Doble click

Francisco I. Pérez de Pablo


La cita previa

13/10/2020

De todas las decisiones y acuerdos adoptados en estos meses de pandemia y confinamientos la denominada cita previa para atención al público en las Administraciones Publicas me parece la más discutible de todas ellas, a las que se suman otras dudosas en cuanto a su eficacia, como controvertibles en la calidad y prestación de los servicios públicos. Como en todo siempre se corre el riesgo de la generalidad ante excepciones que también las hay aunque menores. El recurso a despachar sin atender sin esa cita previa se ha generalizado en la forma de entender el concepto de servicio público en la gran mayoría de las Administraciones frente a un ciudadano que acude obligado por una notificación administrativa o de oficio para que ese centro directivo resuelva su problemática, lo que materializa el vuelva usted mañana que Larra describió y qu es es para pasado mañana.
La normativa Covid tanto del Estado (RDL 21/20 de 9 de Junio), como de la JCyL ( Acuerdo 46/20)no regula expresamente la cita previa para atención personalizada, menos aún si se quiere normalidad. Uso de la mascarilla, cumplimiento de la distancia interpersonal y las medidas de higiene es lo único recomendado. La normativa recoge medidas para el control de aforos a través del personal de seguridad que velará por que se respete la distancia de seguridad y evitará la formación de grupos numerosos y aglomeraciones lo que permite la atención personalizada en locales de servicios públicos. La cita previa  -no limita aforos, limita la atención- debe considerarse extraordinaria y excepcional, más aún para los muchos profesionales que a diario tienen que relacionarse con la Administración.
La pandemia ha hecho retroceder la obligada atención en tiempo y formas, lo que se traduce en una considerable insatisfacción acrecentada en ciudadanos y profesionales que a diario se chocan con el muro de una ventanilla centralizada y mecanizada que ahora, ya sí, es impersonal.
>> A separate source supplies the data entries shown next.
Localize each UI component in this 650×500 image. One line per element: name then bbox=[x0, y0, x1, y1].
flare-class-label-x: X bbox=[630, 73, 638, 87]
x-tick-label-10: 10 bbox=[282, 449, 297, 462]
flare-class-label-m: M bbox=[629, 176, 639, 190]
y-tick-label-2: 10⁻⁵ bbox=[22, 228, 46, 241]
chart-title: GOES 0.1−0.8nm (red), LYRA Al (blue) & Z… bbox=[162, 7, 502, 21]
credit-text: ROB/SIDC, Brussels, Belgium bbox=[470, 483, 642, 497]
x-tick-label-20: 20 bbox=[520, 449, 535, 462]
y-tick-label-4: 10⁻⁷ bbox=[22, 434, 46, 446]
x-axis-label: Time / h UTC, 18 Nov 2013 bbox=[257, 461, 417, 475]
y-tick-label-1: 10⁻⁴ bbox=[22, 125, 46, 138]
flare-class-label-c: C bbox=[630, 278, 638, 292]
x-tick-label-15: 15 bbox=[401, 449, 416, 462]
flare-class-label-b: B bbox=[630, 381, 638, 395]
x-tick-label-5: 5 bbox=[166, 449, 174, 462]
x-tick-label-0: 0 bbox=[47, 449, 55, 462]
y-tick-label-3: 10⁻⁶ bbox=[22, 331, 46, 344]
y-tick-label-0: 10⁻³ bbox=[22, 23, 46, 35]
Mientas estos ocurre en el ámbito público ( más cuanto menor es la categoría y clasificación del empleado público), el sector privado, castigado con recortes y limitaciones atienden al momento al que se le demandan sus servicios ( cajeras, camareros etc).
El sector público – funcionarios, interinos, laborales- ha demandado y sus endebles responsables políticos han autorizado junto con la cita previa un teletrabajo (trabajo y tele casan mal con la esencia del empleado público) que disipa, por si hubiera dudas, el mal de un viciado sector público. Ambas realidades con la excusa perfecta que todo funcionario buscaba y no encontraba – algo “bueno” parece haber traído el virus- para liberarse del yugo que les supone la atención pública, personal y resolutiva a la que están obligados. Sumen a ello el descubrimiento de lo telemático – en una altísimo porcentaje los servidores y programas o no funcionan o están colapsados-. Lo telemático que tiene ventajas y aún todavía muchos inconvenientes sigue generando inseguridad jurídica, pero sirve al propósito público pues el funcionario se encuentra gratamente aislado dentro de una burbuja impenetrable. Y el cafetito. En la  “nube” es virtual. Aun así sin citas personales y las previas dilatadas en el tiempo los que están siguen haciendo varios altos en la jornada diaria con la pandi del curro -esto no lo cambiará ni el virus-. Como es conocido son los propios funcionarios los que de siempre han venido afirmando que en el sueldo les engañarán, pero en el trabajo no. Y así seguimos.